Being a parent is easy. Or it should be right? All you have to do is be there for your kids, provide for them, and be a good role model… Right?
I imagine anyone who has been a parent will probably say yes and no. Yes, because these principles are true. But No because, there’s more to it than that. Reality throws us all types of challenges, and suddenly, just falling back on these general rules doesn’t help much. Instead, we have to rely on a wide array of our life experiences, and make sense of competing priorities. Do I push my child into an afterschool program that teachers say will improve their reading abilities, even if they have told me that they rather play basketball? What if the child says they don’t want to go now, but was an avid reader when they were younger until they discovered TikTok? It depends on my parenting priorities.
When we play the rhythm guitar, it’s really not that different. Is it as simple as playing an Am and G chord? Does knowing the chord shapes and the strumming pattern make me a perfect guitar player? Of course not. Because we are looking at it with too high a level of generality. There are trillions of little nuances that all add together to tell us that one player seems to be better than another.
What makes one parent better than another (not withstanding the ethical consequences of such a judgement…) comes down to very small nuances (and a lot of luck.) What makes a good rhythm guitarist comes down to small nuances too. How hard are you playing the low E string relative to the high E? How often are you playing a droning note at a varying strength? Where on the strings are you strumming? How does your strumming interact with your vocals if you are accompanying yourself? There are practically infinite questions we can ask. So practice becomes the real arbiter of quality, because the theory involved can yield an infinite number of questions and answers and combinations. But after doing something a long time, small nuances are refined, and one becomes just a bit slightly better of a guitarist, parent, etc. over time.

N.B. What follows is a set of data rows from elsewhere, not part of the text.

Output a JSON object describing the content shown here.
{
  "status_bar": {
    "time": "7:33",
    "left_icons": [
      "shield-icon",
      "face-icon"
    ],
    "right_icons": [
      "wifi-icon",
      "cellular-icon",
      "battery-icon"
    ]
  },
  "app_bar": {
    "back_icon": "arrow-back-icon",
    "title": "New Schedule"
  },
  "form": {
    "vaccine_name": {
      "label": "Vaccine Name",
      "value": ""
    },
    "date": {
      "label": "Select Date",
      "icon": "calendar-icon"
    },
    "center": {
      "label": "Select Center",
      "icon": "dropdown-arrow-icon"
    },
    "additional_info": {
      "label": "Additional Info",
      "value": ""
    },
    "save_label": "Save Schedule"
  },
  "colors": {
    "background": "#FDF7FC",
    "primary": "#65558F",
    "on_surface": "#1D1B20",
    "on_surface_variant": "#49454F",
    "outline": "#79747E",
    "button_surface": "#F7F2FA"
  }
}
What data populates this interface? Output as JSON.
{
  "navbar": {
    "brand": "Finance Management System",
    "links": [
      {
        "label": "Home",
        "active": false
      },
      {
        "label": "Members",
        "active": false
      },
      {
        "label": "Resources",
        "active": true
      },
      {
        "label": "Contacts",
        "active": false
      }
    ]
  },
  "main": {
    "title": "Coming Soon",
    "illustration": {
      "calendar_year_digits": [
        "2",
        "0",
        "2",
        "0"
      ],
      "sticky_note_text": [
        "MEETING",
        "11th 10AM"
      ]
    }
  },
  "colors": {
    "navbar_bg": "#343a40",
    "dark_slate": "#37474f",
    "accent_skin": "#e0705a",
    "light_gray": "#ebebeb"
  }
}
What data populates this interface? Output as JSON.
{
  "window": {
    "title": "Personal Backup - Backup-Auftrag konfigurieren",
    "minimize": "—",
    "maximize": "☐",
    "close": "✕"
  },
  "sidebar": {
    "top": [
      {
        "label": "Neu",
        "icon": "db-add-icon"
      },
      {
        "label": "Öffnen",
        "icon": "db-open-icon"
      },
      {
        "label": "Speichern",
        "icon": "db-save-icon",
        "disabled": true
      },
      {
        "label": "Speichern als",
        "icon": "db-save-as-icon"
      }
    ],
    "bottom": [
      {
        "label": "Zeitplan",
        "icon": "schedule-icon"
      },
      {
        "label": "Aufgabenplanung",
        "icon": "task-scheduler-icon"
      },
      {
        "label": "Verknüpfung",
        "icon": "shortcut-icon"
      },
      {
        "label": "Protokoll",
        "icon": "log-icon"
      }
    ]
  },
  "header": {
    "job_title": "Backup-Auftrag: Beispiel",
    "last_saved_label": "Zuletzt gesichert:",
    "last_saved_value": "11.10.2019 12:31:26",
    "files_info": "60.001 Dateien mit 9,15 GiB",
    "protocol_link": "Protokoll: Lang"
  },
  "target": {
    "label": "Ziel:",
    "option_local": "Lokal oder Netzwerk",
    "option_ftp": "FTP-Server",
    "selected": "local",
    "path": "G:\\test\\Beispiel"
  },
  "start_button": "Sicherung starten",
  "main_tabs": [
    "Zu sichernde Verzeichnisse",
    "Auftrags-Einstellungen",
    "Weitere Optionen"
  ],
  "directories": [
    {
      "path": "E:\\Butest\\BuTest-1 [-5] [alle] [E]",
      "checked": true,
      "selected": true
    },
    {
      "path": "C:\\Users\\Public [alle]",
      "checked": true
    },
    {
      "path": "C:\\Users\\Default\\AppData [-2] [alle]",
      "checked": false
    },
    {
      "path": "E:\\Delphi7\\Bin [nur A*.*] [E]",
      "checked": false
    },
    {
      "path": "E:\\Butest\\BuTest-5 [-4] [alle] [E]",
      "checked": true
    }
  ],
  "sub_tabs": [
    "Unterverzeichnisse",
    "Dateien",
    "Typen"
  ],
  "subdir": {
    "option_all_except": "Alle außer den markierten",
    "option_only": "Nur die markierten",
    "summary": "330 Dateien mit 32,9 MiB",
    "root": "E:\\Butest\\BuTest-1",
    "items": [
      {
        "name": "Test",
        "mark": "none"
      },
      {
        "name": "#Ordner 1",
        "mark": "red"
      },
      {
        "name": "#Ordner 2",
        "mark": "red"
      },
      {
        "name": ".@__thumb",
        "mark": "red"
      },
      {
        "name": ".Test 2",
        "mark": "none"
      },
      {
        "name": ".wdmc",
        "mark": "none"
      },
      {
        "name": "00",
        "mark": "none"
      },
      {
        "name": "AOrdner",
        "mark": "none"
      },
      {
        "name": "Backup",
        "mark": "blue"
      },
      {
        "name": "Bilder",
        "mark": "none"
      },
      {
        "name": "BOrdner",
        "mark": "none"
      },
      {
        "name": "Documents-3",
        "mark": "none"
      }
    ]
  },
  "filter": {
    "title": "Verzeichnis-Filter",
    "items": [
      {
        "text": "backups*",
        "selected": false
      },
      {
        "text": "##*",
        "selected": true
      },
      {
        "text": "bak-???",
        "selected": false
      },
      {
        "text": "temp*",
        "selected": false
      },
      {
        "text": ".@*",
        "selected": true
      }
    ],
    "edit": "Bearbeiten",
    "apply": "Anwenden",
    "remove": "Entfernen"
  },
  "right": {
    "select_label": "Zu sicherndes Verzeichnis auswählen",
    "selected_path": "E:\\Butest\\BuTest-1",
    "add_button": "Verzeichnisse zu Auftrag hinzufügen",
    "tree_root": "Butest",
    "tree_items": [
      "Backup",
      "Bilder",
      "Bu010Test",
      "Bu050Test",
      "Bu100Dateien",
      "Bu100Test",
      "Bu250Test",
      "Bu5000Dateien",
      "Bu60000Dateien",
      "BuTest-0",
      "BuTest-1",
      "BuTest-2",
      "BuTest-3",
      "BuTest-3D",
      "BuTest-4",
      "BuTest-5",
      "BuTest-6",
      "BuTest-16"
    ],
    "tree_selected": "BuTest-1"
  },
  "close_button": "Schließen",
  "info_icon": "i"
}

So on the one hand, we have the experience of our ears telling us that for some reason, when Bob Dylan strums the acoustic guitar, it seems more effective than Ramblin’ Jack Elliott, even though my brain tells me the latter is playing more in time and cleaner. And so my brain might make a foolish statement that Bob Dylan is a bad guitar player, or that Joni Mitchell or John Lennon are bad guitarists, but my heart knows otherwise. It’s because my brain can only view at a certain level of generality, but all my senses and subconscious brain can perceive much more than my higher brain can conceive.